RCS Capital Corporation (NYSE: RCAP) has announced it has agreed with American Realty Capital Properties, Inc. (NASDAQ: ARCP) to settle litigation commenced in the Delaware Court of Chancery by ARCP in connection with RCS Capital’s termination of the definitive agreement to acquire Cole Capital Partners and Cole Capital Advisors, from a subsidiary of ARCP. RCS Capital will pay ARCP a negotiated break-up fee including cash $32.7 million, $15.3 million in a promissory note plus ARCP will keep the $10 million payment already received by ARCP. RCS will also eliminate the requirement of ARCP to pay RCS $2 million in connection with ARCP’s May 2014 equity offering. The total cost to RCS is $60 million.
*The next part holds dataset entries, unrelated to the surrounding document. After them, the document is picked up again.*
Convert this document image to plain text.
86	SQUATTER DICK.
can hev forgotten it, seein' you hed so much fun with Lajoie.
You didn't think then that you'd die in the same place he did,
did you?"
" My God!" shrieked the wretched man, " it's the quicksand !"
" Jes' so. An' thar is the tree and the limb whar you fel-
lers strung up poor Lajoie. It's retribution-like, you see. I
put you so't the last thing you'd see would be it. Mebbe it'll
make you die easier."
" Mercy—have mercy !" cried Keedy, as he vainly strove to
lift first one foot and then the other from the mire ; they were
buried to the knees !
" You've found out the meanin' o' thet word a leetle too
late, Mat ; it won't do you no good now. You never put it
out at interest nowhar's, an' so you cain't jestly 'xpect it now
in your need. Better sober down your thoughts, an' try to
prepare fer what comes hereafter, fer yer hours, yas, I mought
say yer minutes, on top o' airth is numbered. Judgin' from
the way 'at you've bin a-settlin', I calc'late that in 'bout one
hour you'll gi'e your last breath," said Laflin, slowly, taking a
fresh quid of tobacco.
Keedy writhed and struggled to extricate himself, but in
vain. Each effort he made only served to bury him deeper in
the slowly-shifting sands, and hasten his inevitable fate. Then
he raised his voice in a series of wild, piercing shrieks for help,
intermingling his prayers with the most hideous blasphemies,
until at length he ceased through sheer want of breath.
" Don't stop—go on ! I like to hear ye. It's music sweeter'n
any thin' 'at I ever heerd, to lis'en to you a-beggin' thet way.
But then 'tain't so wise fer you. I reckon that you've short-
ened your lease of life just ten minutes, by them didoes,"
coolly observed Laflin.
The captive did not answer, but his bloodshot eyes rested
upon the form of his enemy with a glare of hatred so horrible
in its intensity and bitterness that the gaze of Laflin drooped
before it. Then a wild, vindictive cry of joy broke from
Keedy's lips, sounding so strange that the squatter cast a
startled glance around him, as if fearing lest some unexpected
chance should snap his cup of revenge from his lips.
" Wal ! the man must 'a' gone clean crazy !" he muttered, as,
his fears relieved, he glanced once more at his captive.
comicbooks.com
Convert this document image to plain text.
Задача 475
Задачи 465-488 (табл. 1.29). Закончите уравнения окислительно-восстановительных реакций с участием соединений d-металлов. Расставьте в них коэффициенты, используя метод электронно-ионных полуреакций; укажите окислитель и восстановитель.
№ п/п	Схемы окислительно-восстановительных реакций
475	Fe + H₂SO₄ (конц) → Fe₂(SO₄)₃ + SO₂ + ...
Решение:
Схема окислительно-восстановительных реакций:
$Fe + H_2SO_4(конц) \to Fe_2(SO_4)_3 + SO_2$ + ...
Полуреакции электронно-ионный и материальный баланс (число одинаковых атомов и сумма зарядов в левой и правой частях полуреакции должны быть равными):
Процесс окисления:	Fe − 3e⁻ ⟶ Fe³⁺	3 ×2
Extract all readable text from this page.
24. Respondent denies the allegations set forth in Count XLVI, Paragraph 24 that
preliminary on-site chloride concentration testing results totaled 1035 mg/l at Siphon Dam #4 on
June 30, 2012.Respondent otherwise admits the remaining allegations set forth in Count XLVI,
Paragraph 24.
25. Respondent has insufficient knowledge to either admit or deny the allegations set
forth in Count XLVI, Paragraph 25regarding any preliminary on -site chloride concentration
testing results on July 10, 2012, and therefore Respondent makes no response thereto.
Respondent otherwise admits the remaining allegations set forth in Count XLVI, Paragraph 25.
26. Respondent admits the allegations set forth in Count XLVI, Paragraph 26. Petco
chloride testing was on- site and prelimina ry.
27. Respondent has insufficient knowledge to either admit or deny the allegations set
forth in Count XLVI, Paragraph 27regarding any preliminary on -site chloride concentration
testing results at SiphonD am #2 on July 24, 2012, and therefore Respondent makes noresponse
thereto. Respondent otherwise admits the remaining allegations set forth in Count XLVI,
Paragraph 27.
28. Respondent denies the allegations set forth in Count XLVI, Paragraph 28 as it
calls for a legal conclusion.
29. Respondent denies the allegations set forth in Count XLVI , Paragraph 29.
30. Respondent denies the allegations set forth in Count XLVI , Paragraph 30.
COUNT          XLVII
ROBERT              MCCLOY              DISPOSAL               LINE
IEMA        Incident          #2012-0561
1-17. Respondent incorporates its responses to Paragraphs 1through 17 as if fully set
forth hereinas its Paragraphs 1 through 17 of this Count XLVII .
RCS Capital announced last month the decision to terminate the agreement to purchase Cole Capital in the amount of $700 million. RCS Capital issued a statement last month addressing the dramatic decline in its share price related to the preceding events. The agreement to purchase Cole from ARCP was revealed in early October thus setting off a chain of events resulting in the litigation.
Michael Weil, Chief Executive Officer of RCS Capital, expressed his belief this was in the best interest of RCS stakeholders;
“We are confident that this settlement is in the best interests of RCS Capital stakeholders. We believe the negotiation of a fixed-cost settlement clearly outweighs the potential expense and distraction of a drawn-out litigation process, enabling us to focus on the execution of our proven business strategy. We continue to see progress across our entire industry-leading platform, including the reinstatement of a number of selling agreements within our wholesale business. We look forward to continuing to expand our high-quality, diverse suite of investment solutions designed to address the needs of our advisors and the demands of their clients.”
RCS Capital has seen mixed trading following the announcement.
RCS Capital Corporation is described as a full-service investment firm expressly focused on the individual retail investor. Subsidiaries include retail advice services, wholesale distribution, investment banking, capital markets, investment research, investment management and crowdfunding.